On April 10, 2017, Maxwell Technologies, Inc. entered into a stock purchase agreement with SDIC Fund Management Co., Ltd., pursuant to which Maxwell Technologies will issue and sell to SDIC Fund Management Co. approximately 19.9% of common stock for an aggregate purchase price of approximately US$46.55 million. (See Maxwell Technologies Form 8-K, Apr. 10, 2017, SEC Filing.) Maxwell Technologies is “a leading developer and manufacturer of capacitive energy storage and power delivery solutions.” (Maxwell Technologies, Press Release, Maxwell Signs $47 Million Strategic Equity Investment Agreement with China’s SDIC Fund Management Co., Maxwell Technologies Form 8-K, Ex-99.1, Apr. 10, 2017, SEC Filing.) SDIC Fund Management Co. is a private equity fund manager in China with “significant investments in China’s energy storage industry, including top battery companies, major system integrators in the new energy market, as well as leading OEMs in the China auto and grid industries.” (Id.) The majority of SDIC Fund Management Co. shareholders are Chinese-state owned entities, including the State Development & Investment Corporation (a Chinese state-owned holding company), China’s National Social Security Fund, and several provincial investment corporations. (See SDIC Fund Management Co.’s LinkedIn webpage; see also website for State Development & Investment corporation indicating SDIC is a majority shareholder in SDIC Fund Management Co.) The investment will be used by Maxwell Technologies “for strategic developments, including, notably related to dry battery electrode development, as well as working capital and general corporate purposes.” (Maxwell Technologies Form 8-K, Apr. 10, 2017, SEC Filing.)
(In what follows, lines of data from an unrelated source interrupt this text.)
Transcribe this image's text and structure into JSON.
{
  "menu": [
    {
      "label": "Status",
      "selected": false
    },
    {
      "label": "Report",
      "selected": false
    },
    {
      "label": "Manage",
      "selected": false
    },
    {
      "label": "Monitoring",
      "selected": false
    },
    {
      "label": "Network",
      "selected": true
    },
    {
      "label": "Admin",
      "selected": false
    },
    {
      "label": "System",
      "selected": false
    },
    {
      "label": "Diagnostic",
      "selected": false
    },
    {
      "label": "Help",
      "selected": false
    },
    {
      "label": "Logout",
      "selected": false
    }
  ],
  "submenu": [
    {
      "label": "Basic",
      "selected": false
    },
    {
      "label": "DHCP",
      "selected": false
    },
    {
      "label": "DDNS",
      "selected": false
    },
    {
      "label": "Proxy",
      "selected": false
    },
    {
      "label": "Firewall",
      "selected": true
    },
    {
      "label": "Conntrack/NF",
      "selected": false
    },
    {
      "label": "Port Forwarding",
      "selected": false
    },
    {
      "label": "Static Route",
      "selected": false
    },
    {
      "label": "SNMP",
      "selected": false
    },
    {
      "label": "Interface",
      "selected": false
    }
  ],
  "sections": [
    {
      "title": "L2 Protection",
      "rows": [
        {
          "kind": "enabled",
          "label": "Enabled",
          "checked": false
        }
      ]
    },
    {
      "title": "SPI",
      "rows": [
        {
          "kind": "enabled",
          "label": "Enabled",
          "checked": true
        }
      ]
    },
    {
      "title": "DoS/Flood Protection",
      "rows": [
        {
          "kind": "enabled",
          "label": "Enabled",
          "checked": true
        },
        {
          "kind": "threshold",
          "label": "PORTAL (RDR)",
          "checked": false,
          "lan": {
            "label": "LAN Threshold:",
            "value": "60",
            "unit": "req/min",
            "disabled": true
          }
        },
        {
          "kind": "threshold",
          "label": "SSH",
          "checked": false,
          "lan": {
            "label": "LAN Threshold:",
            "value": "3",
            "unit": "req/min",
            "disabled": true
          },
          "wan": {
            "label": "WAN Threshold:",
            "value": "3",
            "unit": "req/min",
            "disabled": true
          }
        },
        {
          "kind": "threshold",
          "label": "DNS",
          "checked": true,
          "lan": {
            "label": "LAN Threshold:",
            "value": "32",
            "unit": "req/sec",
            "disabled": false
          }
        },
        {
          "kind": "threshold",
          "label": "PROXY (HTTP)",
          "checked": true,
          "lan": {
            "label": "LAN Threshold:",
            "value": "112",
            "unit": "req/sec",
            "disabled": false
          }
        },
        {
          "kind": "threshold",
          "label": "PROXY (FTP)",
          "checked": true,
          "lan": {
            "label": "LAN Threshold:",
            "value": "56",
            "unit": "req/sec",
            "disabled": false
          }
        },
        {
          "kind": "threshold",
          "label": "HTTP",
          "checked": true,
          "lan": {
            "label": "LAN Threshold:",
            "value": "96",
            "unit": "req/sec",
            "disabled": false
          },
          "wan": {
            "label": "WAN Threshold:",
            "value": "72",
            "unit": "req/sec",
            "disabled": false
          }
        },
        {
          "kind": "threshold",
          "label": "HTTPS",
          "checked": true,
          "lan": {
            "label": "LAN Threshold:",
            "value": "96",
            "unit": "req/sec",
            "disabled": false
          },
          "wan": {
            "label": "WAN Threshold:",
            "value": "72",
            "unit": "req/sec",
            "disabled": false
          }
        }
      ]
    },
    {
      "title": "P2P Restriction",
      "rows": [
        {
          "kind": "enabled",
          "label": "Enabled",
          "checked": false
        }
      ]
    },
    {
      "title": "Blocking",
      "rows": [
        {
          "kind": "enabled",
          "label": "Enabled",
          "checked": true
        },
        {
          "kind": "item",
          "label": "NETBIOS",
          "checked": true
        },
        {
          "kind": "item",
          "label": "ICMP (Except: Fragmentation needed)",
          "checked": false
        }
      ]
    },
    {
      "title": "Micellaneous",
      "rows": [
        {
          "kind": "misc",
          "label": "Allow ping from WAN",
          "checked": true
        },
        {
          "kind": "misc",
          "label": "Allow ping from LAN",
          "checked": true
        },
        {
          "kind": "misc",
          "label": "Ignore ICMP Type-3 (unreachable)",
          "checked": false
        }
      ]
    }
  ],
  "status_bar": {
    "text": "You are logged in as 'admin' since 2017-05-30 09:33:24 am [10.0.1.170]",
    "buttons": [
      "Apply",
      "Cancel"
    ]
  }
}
The Stock Purchase Agreement calls for a draft Committee on Foreign Investment in the United States (CFIUS) notification to be filed ten business days after signing (i.e., by Apr. 24, 2017), and closing conditions for the investment include clearance by CFIUS. (See Sections 4.7, 5.1(d), Stock Purchase Agreement, Maxwell Technologies, Form 8-K, Ex-10.1, Apr. 10, 2017, SEC Filing.) The Stock Purchase Agreement further states that SDIC Fund Management Co. shall not be required accept any mitigation form CFIUS that would “interfere[] with [its] ability to participate as an observer or director on the board of directors of the Company or to exercise the full rights of ownership of the Shares,” or would “be expected to limit (other than nominally) the Company’s growth or expansion into China.” (Id. at Section 4.7(i), (ii).) The parties simultaneously executed a Principal Shareholder Agreement, which provides that as long as SDIC Fund Management Co. holds more than 10% it will have the right to nominate one representative for election to the Board of Directors of the Company. (See Principal Shareholder Agreement, Maxwell Technologies, Form 8-K, Ex-10.2, Apr. 10, 2017, SEC Filing.)